Almost Fearless

Are You Dedicated Enough To Pitch A Tent On Top Of Your Car?

Admit it, it looks a little strange. Precarious. The kind of thing that sounded like a good idea after a few beers one night but by the light of day you realize you’ve strapped a tent to your roof, 5 feet off the ground.


When the trend started to pick up steam a few years ago, we half expected it to be a passing fad, but the concept makes sense. It’s away from wild animals and in the summer you’ll experience 5-10 degree drop in temperature just by going above ground. The pop-up models are easier to set-up than a traditional tent and if you have kids, they’ll be thrilled to sleep “upstairs” in the “adventure zone” as we’ve started calling it in our family.

Here are some you should be paying attention to:


The Skycamp from iKamper just went through a massively suckicessful kickstarter, raising over $2 million on a $100,000 goal. They will be producing these tents in large numbers for the foreseeable future.

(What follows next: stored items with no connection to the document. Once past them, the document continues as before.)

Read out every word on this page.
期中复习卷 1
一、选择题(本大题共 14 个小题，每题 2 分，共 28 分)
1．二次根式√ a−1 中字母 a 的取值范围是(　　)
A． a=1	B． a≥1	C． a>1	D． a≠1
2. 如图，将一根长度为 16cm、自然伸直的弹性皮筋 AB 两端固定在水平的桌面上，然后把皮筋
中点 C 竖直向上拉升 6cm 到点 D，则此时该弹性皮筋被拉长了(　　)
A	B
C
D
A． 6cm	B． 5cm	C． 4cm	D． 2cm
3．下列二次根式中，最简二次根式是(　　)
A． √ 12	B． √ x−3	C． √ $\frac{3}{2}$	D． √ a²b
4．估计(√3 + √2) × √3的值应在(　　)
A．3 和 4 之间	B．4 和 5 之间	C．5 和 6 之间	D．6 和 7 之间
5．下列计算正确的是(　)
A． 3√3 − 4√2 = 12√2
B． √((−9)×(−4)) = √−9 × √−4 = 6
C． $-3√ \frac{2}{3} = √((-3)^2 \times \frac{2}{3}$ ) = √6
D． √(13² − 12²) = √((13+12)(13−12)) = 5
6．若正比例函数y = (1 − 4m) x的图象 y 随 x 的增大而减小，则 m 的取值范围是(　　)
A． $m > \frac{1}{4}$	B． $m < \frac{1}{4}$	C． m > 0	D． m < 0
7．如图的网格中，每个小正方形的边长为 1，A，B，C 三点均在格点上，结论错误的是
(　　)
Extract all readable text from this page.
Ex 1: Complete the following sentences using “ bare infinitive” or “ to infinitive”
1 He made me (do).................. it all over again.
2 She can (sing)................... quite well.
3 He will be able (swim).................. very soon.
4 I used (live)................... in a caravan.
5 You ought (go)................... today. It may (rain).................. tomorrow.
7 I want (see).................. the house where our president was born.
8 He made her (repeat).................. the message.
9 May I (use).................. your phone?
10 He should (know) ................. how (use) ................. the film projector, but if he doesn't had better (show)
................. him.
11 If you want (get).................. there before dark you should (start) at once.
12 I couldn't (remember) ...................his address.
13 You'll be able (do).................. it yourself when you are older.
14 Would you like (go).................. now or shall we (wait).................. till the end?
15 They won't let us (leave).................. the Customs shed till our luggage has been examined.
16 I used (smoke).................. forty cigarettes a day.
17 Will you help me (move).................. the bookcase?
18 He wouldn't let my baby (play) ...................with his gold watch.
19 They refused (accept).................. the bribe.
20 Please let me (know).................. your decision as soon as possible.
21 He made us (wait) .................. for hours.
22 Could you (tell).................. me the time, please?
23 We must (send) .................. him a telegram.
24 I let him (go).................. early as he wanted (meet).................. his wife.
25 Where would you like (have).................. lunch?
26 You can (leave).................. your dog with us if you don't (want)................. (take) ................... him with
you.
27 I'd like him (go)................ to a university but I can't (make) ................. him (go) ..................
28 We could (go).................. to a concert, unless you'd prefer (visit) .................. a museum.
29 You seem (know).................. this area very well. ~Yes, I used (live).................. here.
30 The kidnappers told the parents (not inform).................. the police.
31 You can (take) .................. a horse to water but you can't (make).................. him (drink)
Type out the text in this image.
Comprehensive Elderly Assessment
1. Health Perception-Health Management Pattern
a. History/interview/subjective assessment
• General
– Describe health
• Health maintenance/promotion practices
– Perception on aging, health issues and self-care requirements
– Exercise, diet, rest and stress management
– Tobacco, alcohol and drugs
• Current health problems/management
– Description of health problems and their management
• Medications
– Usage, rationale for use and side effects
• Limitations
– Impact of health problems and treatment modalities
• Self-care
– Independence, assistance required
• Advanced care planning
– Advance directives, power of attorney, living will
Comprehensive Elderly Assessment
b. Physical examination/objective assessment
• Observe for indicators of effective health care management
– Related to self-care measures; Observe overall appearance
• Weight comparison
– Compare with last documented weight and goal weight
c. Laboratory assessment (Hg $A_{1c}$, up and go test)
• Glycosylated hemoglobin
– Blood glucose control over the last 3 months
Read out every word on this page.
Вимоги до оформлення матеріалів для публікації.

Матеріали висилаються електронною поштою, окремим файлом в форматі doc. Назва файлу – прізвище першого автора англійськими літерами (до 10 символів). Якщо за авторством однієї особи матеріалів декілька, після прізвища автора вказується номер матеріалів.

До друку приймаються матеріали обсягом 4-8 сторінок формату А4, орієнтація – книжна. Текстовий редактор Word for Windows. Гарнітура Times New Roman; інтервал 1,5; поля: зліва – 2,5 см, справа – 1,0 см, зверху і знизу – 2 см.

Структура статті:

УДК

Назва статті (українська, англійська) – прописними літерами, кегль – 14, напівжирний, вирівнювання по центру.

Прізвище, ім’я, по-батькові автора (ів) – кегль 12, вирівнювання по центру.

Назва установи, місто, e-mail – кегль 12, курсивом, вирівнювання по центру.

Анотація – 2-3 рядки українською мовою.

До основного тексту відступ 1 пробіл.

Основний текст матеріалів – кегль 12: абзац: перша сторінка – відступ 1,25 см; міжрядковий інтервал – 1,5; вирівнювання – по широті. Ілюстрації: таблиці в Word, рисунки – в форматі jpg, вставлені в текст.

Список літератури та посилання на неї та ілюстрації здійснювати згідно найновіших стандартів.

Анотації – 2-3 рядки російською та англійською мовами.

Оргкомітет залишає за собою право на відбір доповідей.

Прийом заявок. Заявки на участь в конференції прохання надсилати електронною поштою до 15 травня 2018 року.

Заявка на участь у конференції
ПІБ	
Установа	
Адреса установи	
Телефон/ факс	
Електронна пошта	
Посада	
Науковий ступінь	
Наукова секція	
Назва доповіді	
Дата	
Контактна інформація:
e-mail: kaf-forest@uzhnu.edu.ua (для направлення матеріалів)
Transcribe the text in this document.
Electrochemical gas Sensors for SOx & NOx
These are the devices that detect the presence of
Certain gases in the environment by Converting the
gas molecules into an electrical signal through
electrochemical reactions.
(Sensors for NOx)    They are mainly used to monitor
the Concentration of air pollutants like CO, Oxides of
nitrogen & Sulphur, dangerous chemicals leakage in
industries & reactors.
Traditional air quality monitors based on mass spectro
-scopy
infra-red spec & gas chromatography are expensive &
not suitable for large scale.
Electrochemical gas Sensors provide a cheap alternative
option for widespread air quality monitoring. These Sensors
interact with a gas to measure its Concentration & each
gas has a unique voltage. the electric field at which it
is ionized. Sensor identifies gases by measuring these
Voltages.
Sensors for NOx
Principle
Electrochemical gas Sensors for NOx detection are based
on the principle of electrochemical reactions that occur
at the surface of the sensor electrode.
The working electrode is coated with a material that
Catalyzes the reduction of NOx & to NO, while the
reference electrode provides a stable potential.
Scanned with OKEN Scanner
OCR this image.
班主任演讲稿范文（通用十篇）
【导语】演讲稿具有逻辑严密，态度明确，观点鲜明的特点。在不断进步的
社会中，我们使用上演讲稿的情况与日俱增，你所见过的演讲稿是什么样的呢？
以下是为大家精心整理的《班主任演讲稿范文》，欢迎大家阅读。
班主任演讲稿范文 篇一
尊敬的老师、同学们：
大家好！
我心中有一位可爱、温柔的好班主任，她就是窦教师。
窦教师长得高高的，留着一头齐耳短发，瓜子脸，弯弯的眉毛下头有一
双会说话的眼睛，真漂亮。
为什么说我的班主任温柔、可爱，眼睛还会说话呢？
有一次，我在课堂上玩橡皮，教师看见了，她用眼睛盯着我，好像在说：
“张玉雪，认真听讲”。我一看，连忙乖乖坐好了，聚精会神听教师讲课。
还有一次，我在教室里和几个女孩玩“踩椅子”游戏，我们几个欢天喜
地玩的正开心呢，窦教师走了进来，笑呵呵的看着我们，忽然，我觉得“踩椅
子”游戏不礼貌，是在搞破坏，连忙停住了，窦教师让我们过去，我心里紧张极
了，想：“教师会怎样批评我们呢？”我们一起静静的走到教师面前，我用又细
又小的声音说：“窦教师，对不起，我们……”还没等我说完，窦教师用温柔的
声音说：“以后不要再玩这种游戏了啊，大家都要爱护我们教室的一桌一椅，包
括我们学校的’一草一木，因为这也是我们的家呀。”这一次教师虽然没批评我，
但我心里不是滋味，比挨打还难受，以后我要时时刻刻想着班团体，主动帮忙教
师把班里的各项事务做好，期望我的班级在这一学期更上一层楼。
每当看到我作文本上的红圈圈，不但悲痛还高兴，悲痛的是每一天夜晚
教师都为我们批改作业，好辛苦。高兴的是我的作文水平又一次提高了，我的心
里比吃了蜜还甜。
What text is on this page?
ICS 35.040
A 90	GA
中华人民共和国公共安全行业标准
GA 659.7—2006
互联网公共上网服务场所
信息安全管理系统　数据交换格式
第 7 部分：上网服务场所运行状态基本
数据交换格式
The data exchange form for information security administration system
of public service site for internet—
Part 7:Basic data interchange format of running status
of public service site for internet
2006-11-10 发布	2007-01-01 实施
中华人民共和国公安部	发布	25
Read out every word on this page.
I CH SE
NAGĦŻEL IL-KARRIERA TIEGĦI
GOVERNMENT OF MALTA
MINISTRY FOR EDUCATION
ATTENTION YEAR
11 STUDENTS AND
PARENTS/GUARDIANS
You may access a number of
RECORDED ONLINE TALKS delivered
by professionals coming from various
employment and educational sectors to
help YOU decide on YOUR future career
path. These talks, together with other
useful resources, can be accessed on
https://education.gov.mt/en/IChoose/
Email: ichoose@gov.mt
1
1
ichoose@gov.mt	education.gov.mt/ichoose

The Tentbox seems like one of the more straight forward tent to set up and break down, and fits on top of a smaller car.

Wild Land:

The Wild Land brand is China based but has sales locations in the US. They put together a video showing the strength of the product under heavy wind, rain and cold that is worth a look.

Bundaberg Roof Top Tent:

They don’t just go small though, some of these tents can give you a lot of extra space with privacy, like this Bundaberg Rooftop Tent from 23Zero

And it’s great for kids! What child would not be incredibly psyched be able to climb a ladder up to their bed? Youtuber Mylo Fowler shows how easy it is to set up his truck’s Tepui tent with one hand while his kids look on.

The main drawback with these sorts of tents is that you remove the ability to place extra storage on top of your vehicle. Not a big deal on short trips, but on a longer road trip you will need to find alternative storage or travel light.

Most of these come with a mattress included, which is an improvement over the hard ground where you would normally be pitching your tent. James Baroud’s Explorer tent (pictured above) has a great breakdown of it’s features.